Ksiądz Kucharski od wielu lat włącza się w akcję. Także tym razem można było do niego podejść i porozmawiać. - Ludzie korzystają z tej możliwości, czasami jest to krótka pogawędka, innym razem spowiedź. Dlatego warto organizować takie uliczne ewangelizacje, kiedy to wychodzimy poza kościelne mury, by świadczyć o Jezusie i robić Boży raban - wyjaśnia.

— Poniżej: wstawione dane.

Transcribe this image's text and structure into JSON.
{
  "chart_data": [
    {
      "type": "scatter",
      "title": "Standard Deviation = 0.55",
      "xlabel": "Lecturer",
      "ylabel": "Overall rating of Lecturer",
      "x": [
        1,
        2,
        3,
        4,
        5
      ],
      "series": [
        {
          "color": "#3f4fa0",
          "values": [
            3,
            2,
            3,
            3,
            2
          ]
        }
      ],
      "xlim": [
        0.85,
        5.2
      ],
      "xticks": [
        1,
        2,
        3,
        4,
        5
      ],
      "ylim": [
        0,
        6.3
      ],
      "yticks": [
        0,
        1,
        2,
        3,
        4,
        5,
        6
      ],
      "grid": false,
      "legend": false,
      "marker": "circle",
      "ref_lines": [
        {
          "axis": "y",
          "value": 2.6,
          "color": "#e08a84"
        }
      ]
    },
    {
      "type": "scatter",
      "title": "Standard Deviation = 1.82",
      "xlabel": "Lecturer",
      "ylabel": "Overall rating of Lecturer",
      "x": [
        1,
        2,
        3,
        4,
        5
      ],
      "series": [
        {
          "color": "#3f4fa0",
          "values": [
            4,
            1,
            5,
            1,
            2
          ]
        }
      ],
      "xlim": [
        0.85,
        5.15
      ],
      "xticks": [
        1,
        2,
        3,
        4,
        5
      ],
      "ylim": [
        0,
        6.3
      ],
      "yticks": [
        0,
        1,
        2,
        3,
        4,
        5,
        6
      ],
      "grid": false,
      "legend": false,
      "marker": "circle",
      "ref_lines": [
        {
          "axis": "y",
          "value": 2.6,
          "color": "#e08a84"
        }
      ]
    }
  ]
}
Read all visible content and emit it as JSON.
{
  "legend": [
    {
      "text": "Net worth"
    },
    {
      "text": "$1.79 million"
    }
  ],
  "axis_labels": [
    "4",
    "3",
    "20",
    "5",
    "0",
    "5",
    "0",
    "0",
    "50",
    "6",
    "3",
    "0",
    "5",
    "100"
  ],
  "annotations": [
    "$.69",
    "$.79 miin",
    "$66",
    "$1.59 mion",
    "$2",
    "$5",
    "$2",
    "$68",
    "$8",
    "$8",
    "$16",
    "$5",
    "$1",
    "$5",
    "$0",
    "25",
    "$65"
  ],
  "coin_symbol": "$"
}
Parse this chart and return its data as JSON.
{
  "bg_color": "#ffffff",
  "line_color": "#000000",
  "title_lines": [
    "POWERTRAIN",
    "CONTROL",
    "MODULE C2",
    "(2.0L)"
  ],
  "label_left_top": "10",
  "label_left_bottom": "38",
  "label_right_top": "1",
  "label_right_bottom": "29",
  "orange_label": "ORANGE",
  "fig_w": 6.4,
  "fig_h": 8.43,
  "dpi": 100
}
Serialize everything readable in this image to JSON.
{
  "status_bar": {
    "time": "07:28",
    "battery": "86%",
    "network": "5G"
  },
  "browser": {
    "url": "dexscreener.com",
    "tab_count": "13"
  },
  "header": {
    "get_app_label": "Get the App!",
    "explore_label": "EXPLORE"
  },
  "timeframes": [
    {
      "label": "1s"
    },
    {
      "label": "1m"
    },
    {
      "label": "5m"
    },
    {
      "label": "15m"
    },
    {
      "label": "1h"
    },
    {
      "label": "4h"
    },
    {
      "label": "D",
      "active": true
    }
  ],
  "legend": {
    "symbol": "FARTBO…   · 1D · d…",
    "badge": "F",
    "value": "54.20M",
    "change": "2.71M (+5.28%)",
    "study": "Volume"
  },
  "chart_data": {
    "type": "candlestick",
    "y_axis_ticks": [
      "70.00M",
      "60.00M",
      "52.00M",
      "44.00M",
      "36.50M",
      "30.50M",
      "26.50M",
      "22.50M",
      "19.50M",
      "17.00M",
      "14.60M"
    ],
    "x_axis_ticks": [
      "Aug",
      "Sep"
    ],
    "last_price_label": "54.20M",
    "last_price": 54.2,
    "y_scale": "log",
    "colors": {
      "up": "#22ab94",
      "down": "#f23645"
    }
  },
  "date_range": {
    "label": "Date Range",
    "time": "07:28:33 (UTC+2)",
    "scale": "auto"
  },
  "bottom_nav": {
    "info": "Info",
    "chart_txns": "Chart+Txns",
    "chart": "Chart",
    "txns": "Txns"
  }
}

Niedaleko sceny stanął niecodzienny "pomnik" złożony z żywych osób, który przyciągał spojrzenia przechodniów. Niektórzy zatrzymywali się na dłużej, inni robili zdjęcia, a jeszcze inni chcieli się dowiedzieć, co przedstawia. Z odpowiedzią na to pytanie przychodzili ewangelizatorzy, w tym Asia. - Ten "pomnik" pokazuje, że nawet, jeśli grzech odciśnie na naszym życiu piętno, to Bóg się od nas nie odwróci. Kocha nas i czeka, byśmy przyjęli Jego miłość - wyjaśnia Asia.

- Sporo jest w dzisiejszym świecie zamętu. Dużo się dzieje i łatwo się w tym wszystkim pogubić. Dlatego wybrałam życie z Bogiem, bo tylko On może przynieść pokój w moim sercu i życiu - mówi Natalia, jedna z uczestniczek akcji.

Inicjatywa "Katolicy na ulicy" organizowana jest od czasu wizyty św. Jana Pawła II na Wybrzeżu w 1999 r. Od tego momentu wydarzenie niezmiennie gromadzi tysiące uczestników.